Lines 466-508 discuss details of the GRACE data and their uncertainties in (excessive) detail. At the same time, the authors spent one sentence on stating that two studies considered streamflow errors of about 10%, while the next sentence states that this is maybe a possible average but the variability is very large. The authors spend over 60 lines discussing GRACE and 6 (ok 7) lines to discuss the other variable they use. I do not understand why the authors do not present a more balanced discussion given that both variables suffer from significant and potentially complex uncertainties.
 Starting from the back, i.e. the Outlook section, I wonder what transferrable knowledge the authors contribute that is unrelated to using WaterGap (and potentially the traditional approach to calibrating WaterGap)?

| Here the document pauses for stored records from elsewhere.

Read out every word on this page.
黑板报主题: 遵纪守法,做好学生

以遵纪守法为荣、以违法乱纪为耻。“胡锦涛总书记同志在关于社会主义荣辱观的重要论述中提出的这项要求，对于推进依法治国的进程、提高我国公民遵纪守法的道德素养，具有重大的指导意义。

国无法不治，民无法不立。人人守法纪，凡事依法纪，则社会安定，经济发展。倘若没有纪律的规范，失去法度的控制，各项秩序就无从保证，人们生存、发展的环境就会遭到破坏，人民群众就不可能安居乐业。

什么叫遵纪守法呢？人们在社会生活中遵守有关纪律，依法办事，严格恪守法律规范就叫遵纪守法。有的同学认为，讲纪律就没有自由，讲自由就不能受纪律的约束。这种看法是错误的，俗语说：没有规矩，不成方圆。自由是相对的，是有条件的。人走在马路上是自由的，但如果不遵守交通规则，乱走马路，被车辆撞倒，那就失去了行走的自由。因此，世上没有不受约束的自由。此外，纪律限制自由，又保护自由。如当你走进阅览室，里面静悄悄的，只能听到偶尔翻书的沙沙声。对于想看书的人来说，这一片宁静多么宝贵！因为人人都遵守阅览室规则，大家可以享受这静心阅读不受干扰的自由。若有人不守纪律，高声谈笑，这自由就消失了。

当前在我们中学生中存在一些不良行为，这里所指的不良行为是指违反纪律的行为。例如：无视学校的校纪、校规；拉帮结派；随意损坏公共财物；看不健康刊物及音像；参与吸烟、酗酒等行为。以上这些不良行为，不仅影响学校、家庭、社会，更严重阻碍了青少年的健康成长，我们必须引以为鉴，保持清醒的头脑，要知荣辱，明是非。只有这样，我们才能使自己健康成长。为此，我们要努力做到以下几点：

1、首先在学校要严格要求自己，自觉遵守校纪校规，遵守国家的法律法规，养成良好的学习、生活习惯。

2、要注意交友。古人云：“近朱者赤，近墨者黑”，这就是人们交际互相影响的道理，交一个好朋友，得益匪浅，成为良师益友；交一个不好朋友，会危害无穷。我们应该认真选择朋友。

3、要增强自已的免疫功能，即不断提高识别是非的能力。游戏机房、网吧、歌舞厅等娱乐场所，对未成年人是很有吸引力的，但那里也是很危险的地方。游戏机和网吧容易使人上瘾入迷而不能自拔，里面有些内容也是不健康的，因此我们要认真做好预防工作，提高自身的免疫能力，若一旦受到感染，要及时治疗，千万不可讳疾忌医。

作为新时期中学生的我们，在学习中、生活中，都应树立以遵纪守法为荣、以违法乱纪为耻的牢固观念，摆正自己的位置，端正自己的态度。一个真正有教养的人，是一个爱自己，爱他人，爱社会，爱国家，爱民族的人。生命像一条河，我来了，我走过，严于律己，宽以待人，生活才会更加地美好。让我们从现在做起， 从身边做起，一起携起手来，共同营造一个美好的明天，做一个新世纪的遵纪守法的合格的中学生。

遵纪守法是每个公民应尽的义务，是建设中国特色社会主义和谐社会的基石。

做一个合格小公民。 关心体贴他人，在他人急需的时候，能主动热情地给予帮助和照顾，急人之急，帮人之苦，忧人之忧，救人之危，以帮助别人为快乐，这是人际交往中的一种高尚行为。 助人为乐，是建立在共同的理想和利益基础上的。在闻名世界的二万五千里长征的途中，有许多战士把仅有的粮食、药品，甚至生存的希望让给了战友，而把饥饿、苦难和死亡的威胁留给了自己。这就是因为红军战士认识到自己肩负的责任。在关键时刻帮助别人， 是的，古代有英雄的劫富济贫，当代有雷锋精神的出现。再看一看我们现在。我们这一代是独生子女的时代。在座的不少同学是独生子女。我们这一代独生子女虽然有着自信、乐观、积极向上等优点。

My impression is that most of the conclusions are rather specific to the use of WaterGap. I do not think that this is a problem per se, but it would be good if the authors would be clearer about general outcomes and those specific to WaterGap. One problem in this context is that Discussion and Conclusions are jointly discussed and that this section is 7 pages long. I think these sections can be joined if this part of the paper is short, but here it is very long. A long discussion followed by a very short conclusions and outlook section would make it much easier for the reader. There the authors could also easily separate specific and general conclusions.
 The final recommendation to include uncertainty in climate change impact projections related to freshwater is good, but this is already widely done (see below). Can the authors be more specific regarding their recommendation? They could for example discuss this issue much more in the context of global models and the specific implications this has.
Just a few random examples from a quick online search:
 The connection to existing literature is in places very extensive and in others very brief. All methods used here have been previously assessed widely. Maybe not exactly in this combination, but certainly individually or in combination with other methods. I would therefore have expected that the authors help the reader to start from a more informed level.
For example, the (poor) ability of GLUE to identify the best parameter set has been explored in the past (see link below) and thus is what should be expected. The issue now is rather what relevance this has for the study at hand.
 While I possibly sound rather critical, I think this is an interesting and relevant study. My comments are simply meant to help the authors communicate their work with the readers. Shortening the paper, being clearer about specific and general contributions, and a better connection with existing literature would make it much easier for readers to understand the study and its relevance.